The first paragraph misses the case where two or more people contributed to the same murder, but I can’t imagine it changes the conclusion presented in the last paragraph much. Carl does a pie chart with these numbers. In this situation I think a different graphical image would better. Taking the midpoint of these two numbers, 0.01355% of all gun owners are a murderer each year, lets visualize this as one murderer facing a line of life protecting gun owners. Let’s assume the life protecting gun owners are shoulder-to-shoulder with enough space to easily draw and fire their guns without bumping into each other. This would mean they are are spaced about four feet apart. This line of life protecting gun owners, facing a single murderer, would be over five and a half miles long.
Even if the air were very clear, there were no visual obstructions, and the murder had 20/20 vision the murderer would still not be able to see the people on either end of the line facing him because the width of the gun owners bodies at that distance would be narrower than human visual perception.
Moving on, Carl tells us:
We have no idea, given the lack of data, of the average number of guns used by murderers. We know it ranges from 1 to 24, but those 10,228 individual shooters could have used any number in that range.

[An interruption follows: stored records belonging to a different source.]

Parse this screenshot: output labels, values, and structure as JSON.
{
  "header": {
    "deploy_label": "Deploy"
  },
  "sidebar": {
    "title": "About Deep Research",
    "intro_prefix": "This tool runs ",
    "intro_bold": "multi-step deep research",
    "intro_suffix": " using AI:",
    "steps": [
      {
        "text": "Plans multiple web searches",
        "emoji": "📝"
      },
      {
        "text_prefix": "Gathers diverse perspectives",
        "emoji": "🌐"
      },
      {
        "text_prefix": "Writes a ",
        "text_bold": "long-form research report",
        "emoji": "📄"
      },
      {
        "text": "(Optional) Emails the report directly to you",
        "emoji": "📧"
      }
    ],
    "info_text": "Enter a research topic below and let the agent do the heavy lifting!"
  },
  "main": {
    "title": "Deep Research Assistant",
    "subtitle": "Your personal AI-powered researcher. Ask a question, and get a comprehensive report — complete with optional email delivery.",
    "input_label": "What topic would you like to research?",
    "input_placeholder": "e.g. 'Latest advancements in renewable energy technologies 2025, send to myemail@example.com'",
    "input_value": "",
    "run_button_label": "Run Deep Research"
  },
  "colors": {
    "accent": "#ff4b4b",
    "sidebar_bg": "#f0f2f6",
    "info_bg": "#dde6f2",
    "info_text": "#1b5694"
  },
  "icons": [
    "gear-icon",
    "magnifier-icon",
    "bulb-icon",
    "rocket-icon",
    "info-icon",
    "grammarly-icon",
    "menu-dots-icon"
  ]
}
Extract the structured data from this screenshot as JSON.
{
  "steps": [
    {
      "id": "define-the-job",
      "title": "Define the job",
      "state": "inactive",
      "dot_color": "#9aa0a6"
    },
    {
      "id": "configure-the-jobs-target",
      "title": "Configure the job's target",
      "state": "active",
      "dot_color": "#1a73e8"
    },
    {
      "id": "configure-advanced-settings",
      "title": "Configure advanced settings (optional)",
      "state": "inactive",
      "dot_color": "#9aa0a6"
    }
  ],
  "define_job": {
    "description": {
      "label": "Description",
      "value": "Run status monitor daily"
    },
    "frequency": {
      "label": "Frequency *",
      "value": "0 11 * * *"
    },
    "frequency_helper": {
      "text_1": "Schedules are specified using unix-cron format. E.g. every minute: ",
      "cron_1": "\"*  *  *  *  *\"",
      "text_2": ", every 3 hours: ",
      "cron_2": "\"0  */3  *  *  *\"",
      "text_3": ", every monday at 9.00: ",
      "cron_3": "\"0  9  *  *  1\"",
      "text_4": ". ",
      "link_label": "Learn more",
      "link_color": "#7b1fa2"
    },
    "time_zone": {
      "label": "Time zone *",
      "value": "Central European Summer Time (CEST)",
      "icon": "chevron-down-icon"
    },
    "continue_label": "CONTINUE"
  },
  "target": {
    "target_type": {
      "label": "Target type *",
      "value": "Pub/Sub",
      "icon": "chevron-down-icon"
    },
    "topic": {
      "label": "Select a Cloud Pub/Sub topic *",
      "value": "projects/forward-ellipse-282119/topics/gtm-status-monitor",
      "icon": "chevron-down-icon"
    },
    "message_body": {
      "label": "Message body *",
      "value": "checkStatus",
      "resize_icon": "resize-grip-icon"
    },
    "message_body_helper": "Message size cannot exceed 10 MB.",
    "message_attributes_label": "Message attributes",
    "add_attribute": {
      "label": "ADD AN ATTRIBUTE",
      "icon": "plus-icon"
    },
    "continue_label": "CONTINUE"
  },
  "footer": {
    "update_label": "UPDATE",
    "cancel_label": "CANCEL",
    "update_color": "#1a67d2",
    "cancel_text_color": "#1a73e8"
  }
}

For this discussion, I’ll make the probably outrageous assumption that the average is as high as 12, midway in the range (my gut feel is that average is closer to 1.1 per shooter).
So… 10,228 shooters time 12 guns, gives a hypothetical number of “murder guns” of 122,736 (gut feel would be 11,250).

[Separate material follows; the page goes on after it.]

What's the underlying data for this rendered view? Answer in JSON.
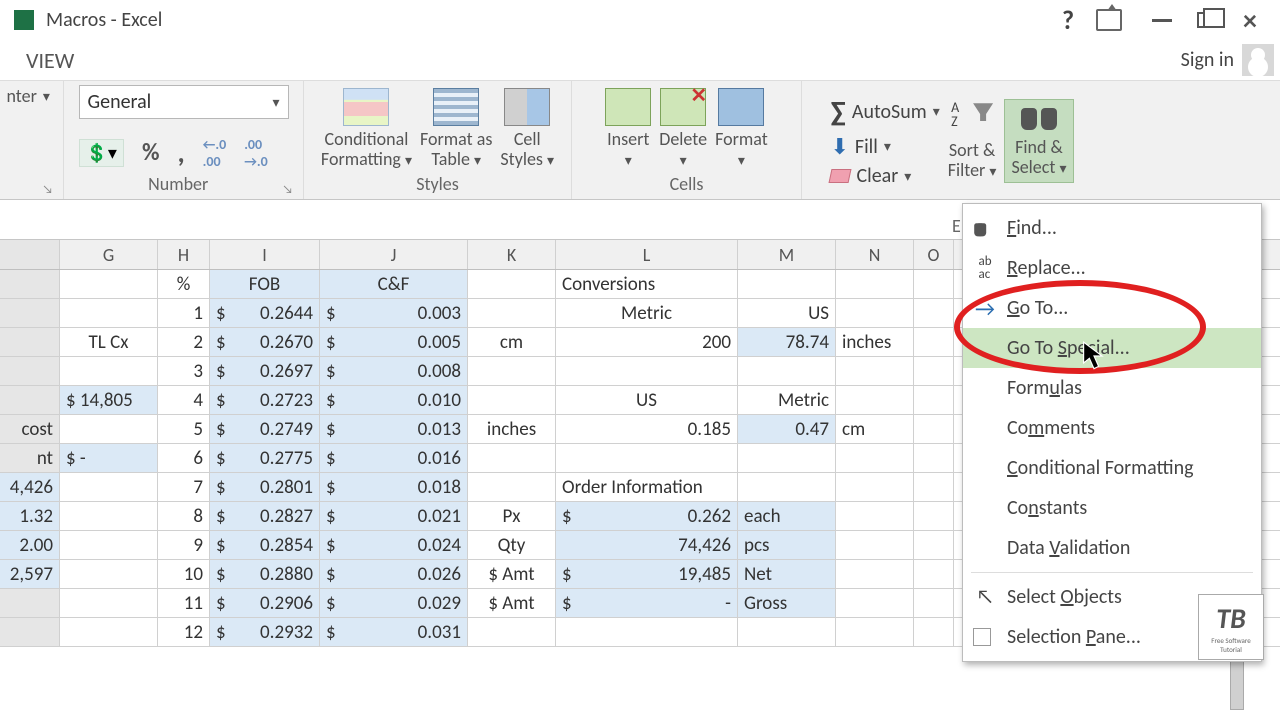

I guesstimated gun owner numbers. Firearms estimates are just as vague. Recent lowball estimates are around 265 million. Others put it well over 300 million. Or over 400 million. The highest estimate I’ve encountered is 750 million.
Again, Carl makes a minor mistake. Some, perhaps a significant number, of guns are used in multiple murders. For example one murderer uses a gun to kill two people in one incident. Or he uses it to murder one person in each of three incidents. Or after using it in one crime sells it to someone else who uses it on the other side of town in a different murder. I would guess the total number of guns used in murders is less than the total number of murders each year. Hence, I’m going to assume that, on average, for each murder there was one gun, or 10,228 guns involved in a murder each year.
Using the approximate midpoint of Carl’s estimate of the number of guns in the hands of private citizens, 500 million, that means that about 0.002046% of all guns were used in a murder in any given year.
Let’s visualize one of those murder guns against corresponding guns not used a murder that year. Lets put those guns lying on their sides, in a line pointing all in the same direction, with an average spacing of one foot (many of them are long guns with normal capacity magazines). That line would be over nine and a quarter miles long.
Extending Carl’s comparison to ammunition, let’s assume that each murder consumed two rounds. That would mean that about 20,500 rounds were used for murder each year. Yet, private consumption of ammunition is 10 to 12 billion rounds per year. That means about 0.00019% of all ammunition is used in murders. Assuming a typical 9×19mm Parabellum cartridge and spacing them side to side with the bases not quite touching we get a line of cartridges over three and a quarter miles long.
Now visual trying to prevent one of the gun owners, guns, or cartridges from being used in a murder. What sort of police state would be required to have a reasonable chance of keeping an unknown gun owner from using one of those guns and two of those cartridges to prevent him from committing a murder? It is no more possible than it would be to prevent the average high school dropout from finding someone willing to sell him a recreational drug. It is crazy talk for anti-gun organizations to imagine they can prevent gun crimes in any significant numbers by placing restrictions on gun owners, guns, or ammunition.
The only practical prevention is by punishing gun owners who hurt others or their property. The scarce law enforcement resource we have must be focused on finding and punishing people who maliciously hurt others and not on creating victimless “crimes” and punishing people who have hurt no one.